Num vilarejo distante da cidade, vivia uma família unida e feliz: o pai, a mãe e os trigêmeos, duas meninas e um menino. Aos 6 anos as crianças foram para a escola e ouviram da professora que iria começar os preparativos para o Natal, porém elas nunca tinham ouvido falar nesse tal de Natal.
Já em casa, ao perguntarem o que era o Natal, a mãe respondeu que naquela casa isso não existia e que não tocaria mais nesse assunto.
As crianças sem entender, olharam para o pai que explicou tudo o que queriam saber, além da característica religiosa e social. Contou que a família sempre comemorou enfeitando a casa, montando a árvore, fazendo biscoitos e se reunindo, no entanto, revelou que no ano em que as crianças estavam na barriga de sua mãe, houve um acidente com os pais dela a caminho da ceia, e desde então ela nunca mais quis comemorar, porque os pais já não estavam mais presentes.

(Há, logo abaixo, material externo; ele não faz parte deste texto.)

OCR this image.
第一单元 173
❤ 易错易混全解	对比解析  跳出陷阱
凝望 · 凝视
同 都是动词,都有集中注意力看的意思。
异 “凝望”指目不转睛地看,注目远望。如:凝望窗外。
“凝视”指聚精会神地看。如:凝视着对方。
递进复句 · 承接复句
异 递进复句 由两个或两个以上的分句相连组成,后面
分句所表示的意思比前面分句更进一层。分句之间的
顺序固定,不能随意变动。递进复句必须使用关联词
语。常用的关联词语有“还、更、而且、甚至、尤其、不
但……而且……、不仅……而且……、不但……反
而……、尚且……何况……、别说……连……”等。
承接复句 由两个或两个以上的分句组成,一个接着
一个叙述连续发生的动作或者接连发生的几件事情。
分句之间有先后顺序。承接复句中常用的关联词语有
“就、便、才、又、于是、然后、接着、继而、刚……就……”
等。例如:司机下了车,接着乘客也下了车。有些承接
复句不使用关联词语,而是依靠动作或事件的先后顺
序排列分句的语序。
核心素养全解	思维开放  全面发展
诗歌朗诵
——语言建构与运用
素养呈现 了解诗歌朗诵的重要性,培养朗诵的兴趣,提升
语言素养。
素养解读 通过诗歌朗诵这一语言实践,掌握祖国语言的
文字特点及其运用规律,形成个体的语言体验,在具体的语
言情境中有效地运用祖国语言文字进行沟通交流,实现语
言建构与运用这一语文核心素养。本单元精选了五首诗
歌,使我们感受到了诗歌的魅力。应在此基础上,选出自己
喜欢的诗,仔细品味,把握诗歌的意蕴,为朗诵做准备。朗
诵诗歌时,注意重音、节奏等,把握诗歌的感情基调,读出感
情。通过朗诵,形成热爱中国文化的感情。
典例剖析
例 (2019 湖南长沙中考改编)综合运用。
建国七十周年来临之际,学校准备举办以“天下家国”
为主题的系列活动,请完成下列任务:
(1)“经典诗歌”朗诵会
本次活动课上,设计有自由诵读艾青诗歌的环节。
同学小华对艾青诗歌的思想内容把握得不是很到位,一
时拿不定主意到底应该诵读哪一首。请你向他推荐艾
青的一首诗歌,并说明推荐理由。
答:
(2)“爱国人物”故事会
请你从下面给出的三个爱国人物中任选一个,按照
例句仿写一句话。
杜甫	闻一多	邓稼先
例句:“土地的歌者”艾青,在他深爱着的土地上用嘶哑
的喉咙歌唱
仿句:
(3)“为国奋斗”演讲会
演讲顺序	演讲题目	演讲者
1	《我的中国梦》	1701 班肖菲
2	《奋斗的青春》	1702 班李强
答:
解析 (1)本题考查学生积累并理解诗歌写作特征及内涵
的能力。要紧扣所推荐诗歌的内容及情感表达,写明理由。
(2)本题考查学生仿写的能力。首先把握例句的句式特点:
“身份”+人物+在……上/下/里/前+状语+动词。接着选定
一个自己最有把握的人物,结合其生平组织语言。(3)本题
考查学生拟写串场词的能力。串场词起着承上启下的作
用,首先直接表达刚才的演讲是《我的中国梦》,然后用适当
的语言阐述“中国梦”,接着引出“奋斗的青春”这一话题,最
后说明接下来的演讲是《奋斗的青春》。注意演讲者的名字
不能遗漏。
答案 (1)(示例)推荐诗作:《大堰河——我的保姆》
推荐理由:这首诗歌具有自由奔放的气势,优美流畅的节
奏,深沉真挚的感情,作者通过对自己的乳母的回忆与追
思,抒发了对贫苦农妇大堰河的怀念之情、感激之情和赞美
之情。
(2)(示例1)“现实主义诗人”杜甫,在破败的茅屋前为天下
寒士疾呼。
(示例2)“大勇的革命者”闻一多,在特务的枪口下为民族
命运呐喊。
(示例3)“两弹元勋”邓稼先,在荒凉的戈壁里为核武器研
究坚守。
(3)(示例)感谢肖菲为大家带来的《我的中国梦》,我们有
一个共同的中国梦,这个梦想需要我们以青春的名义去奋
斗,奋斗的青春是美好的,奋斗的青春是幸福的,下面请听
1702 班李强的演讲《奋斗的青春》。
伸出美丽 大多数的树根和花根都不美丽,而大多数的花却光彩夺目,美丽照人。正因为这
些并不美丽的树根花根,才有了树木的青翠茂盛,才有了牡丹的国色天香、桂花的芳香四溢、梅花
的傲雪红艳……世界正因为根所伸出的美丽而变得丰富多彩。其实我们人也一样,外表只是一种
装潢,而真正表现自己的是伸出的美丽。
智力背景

Na semana seguinte, os irmãos pesquisaram tudo sobre o Natal. Descobriram o Papai Noel, a troca de presentes e que é uma época de solidariedade com o próximo; compreenderam que é um momento de renovação da fé na humanidade, fortalecimento dos laços familiares e de amizade e propício para se conectar com o que realmente importa: as pessoas amadas. Entenderam o porquê de a mãe ficar triste nessa época, mas comentaram entre si que gostariam de vivenciar essa tradição, e sem querer a mãe ouviu essa conversa.
Os dias seguintes foram aparentemente normais e com as férias escolares, as crianças pararam de pensar no Natal, mas surpreendentemente foram acordadas na manhã do dia 25 de dezembro pelos pais muito entusiasmados e com diversas surpresas.
Os filhos ainda meio dormindo foram convidadas a arrumar os inúmeros enfeites na árvore, colocar a mão na massa fazendo biscoitos de açúcar e aprenderam a cantar músicas natalinas.
Depois de se divertirem em família e antes de abrir os presentes, a mãe chamou o grupo para uma oração e confessou que o Natal tinha morrido para ela, entretanto, ao perceber o quanto a presença dos filhos trazia alegria à casa e renovação a sua vida, não achou justo que eles não tivessem a oportunidade de participar dessa tradição que há anos envolvia a família.
Todos se abraçaram, e dali por diante o sentimento de dor se transformou em saudade e as crianças tiveram a chance de criar suas próprias memórias dessa época tão linda do ano; assim, novas recordações felizes foram construídas em família a fim de serem compartilhadas com a próxima geração.